The volume (in mL) needed to deliver the ordered dosage can be found by dividing the number of milligrams needed by the number of milligrams per mL:

10 mg / 25 mg/mL = 0.4 mL

So, Nurse Lily should draw up 0.4 mL of Demerol from the vial to administer the ordered dosage of 10 mg.

10. Solution:

Nurse Adam needs to determine how many milliliters (mL) of Phenergan he should draw up to deliver the ordered dose of 20 mg.

We know that:

1. The doctor’s order specifies a dosage of 20 mg of Phenergan.

2. The available Phenergan has a concentration of 50 mg/mL.

The volume (in mL) needed to deliver the ordered dosage can be found by dividing the number of milligrams needed by the number of milligrams per mL:

20 mg / 50 mg/mL = 0.4 mL

So, Nurse Adam should extract 0.4 mL of Phenergan from the vial to match the prescribed dosage of 20 mg.

11. Solution:

Nurse Ella needs to calculate the volume in milliliters (mL) of Benadryl she should draw up to deliver the ordered dose of 45 mg.

We know that:

1. The doctor’s order specifies a dosage of 45 mg of Benadryl.

2. The available Benadryl has a concentration of 50 mg/mL.

45 mg / 50 mg/mL = 0.9 mL

So, Nurse Ella should draw up 0.9 mL of Benadryl in a TB syringe to match the ordered dosage of 45 mg.

12. Solution:

Nurse Daniel’s task is to determine how many milliliters (mL) of Benadryl he needs to administer to deliver the ordered dose of 25 mg.

We know that:

1. The doctor’s order specifies a dosage of 25 mg of Benadryl.
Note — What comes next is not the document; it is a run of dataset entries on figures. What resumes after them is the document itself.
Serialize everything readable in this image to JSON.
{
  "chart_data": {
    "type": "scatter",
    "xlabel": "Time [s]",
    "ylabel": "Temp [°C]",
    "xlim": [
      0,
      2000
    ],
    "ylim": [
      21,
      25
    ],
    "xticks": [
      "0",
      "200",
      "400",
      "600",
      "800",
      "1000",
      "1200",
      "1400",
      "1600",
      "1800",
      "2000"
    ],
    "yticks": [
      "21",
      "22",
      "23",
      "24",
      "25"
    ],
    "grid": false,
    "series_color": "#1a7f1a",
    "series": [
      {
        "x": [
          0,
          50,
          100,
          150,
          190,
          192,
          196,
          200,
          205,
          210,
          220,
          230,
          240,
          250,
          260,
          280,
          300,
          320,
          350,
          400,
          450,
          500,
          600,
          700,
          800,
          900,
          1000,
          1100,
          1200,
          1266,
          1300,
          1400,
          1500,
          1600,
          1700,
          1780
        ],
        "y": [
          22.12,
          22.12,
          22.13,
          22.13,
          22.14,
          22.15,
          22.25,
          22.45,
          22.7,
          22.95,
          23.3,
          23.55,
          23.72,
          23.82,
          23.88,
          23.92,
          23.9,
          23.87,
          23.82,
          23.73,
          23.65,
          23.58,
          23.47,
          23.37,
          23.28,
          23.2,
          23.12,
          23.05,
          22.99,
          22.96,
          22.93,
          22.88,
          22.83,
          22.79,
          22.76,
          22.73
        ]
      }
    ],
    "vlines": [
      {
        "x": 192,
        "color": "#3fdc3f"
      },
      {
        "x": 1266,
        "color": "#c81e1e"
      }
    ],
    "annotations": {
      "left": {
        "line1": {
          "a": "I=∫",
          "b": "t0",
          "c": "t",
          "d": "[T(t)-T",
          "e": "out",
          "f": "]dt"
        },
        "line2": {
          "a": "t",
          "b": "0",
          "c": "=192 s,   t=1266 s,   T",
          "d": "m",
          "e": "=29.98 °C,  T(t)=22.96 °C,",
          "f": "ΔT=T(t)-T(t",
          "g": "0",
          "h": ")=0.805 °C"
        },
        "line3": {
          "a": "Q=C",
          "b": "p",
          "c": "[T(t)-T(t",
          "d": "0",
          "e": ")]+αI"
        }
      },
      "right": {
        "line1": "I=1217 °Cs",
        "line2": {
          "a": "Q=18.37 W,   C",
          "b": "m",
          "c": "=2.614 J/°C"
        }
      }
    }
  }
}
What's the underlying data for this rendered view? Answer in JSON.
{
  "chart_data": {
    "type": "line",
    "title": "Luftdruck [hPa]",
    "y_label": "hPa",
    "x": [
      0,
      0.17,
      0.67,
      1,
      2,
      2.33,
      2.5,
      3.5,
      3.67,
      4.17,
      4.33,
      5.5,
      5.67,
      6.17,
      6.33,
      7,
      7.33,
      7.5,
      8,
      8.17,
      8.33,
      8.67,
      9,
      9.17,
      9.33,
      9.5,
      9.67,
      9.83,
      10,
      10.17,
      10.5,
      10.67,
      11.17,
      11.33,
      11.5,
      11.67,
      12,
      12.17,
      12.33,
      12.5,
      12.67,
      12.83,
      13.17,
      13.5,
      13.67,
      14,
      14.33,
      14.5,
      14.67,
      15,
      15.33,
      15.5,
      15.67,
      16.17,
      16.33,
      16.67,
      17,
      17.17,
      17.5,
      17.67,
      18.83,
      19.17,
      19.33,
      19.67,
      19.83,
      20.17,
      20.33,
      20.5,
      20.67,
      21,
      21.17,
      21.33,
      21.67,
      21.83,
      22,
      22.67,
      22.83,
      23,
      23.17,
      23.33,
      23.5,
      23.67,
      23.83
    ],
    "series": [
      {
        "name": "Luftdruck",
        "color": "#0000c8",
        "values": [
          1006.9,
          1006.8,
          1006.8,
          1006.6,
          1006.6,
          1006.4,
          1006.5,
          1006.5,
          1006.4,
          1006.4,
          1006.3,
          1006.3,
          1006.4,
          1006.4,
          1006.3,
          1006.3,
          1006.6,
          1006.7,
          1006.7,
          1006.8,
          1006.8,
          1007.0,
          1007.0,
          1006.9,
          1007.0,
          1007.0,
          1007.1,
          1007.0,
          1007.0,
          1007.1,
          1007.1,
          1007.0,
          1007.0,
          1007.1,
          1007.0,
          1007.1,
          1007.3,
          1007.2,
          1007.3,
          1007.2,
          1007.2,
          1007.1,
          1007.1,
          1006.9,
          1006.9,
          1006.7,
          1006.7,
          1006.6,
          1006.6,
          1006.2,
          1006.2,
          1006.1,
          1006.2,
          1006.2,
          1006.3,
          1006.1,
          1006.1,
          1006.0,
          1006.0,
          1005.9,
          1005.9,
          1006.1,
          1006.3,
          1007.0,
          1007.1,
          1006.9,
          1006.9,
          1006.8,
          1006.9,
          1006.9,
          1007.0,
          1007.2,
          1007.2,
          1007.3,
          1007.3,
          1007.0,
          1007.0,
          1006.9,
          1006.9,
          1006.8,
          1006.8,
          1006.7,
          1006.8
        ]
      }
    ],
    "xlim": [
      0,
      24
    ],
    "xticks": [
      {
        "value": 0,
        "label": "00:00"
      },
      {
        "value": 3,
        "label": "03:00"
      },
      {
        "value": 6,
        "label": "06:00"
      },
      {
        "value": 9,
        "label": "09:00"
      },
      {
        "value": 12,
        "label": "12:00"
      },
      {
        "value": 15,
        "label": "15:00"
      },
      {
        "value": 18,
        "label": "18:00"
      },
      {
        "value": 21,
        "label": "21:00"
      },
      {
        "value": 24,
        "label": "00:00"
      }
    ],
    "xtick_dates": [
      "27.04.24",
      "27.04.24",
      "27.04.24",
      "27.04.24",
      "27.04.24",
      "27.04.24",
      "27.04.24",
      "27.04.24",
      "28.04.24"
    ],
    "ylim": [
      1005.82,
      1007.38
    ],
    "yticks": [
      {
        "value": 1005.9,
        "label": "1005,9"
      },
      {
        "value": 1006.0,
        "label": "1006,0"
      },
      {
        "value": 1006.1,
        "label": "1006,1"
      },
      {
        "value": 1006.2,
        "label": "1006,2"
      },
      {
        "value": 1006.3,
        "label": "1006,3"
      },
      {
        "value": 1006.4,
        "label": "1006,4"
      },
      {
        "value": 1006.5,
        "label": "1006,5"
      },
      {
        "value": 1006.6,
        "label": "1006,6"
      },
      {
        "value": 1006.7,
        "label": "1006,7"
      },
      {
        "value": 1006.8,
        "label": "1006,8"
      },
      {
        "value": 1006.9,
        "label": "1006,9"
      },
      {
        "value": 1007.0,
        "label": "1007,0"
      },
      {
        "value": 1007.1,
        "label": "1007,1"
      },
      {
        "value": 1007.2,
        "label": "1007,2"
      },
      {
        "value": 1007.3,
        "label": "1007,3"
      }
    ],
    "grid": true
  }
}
2. The available Benadryl has a concentration of 50 mg/mL.

25 mg / 50 mg/mL = 0.5 mL

So, Nurse Daniel should draw up 0.5 mL of Benadryl into the TB syringe to fulfill the ordered dosage of 25 mg.

13. Solution:

Nurse Kate needs to calculate the volume in milliliters (mL) of Toradol she should draw up to deliver the ordered dose of 45 mg.

We know that:

1. The doctor’s order specifies a dosage of 45 mg of Toradol.

2. The available Toradol has a concentration of 60 mg in 2 mL.

First, we need to find the concentration in terms of mg/mL. We can calculate this by dividing the total amount of Toradol (60 mg) by the total volume (2 mL):

60 mg / 2 mL = 30 mg/mL

This means there are 30 mg of Toradol in each mL.

Next, we need to find out how many mL contain 45 mg of Toradol. We do this by dividing the number of milligrams needed by the number of milligrams per mL:

45 mg / 30 mg/mL = 1.5 mL

So, Nurse Kate should draw up 1.5 mL of Toradol into the 3 mL syringe to match the physician’s order of 45 mg.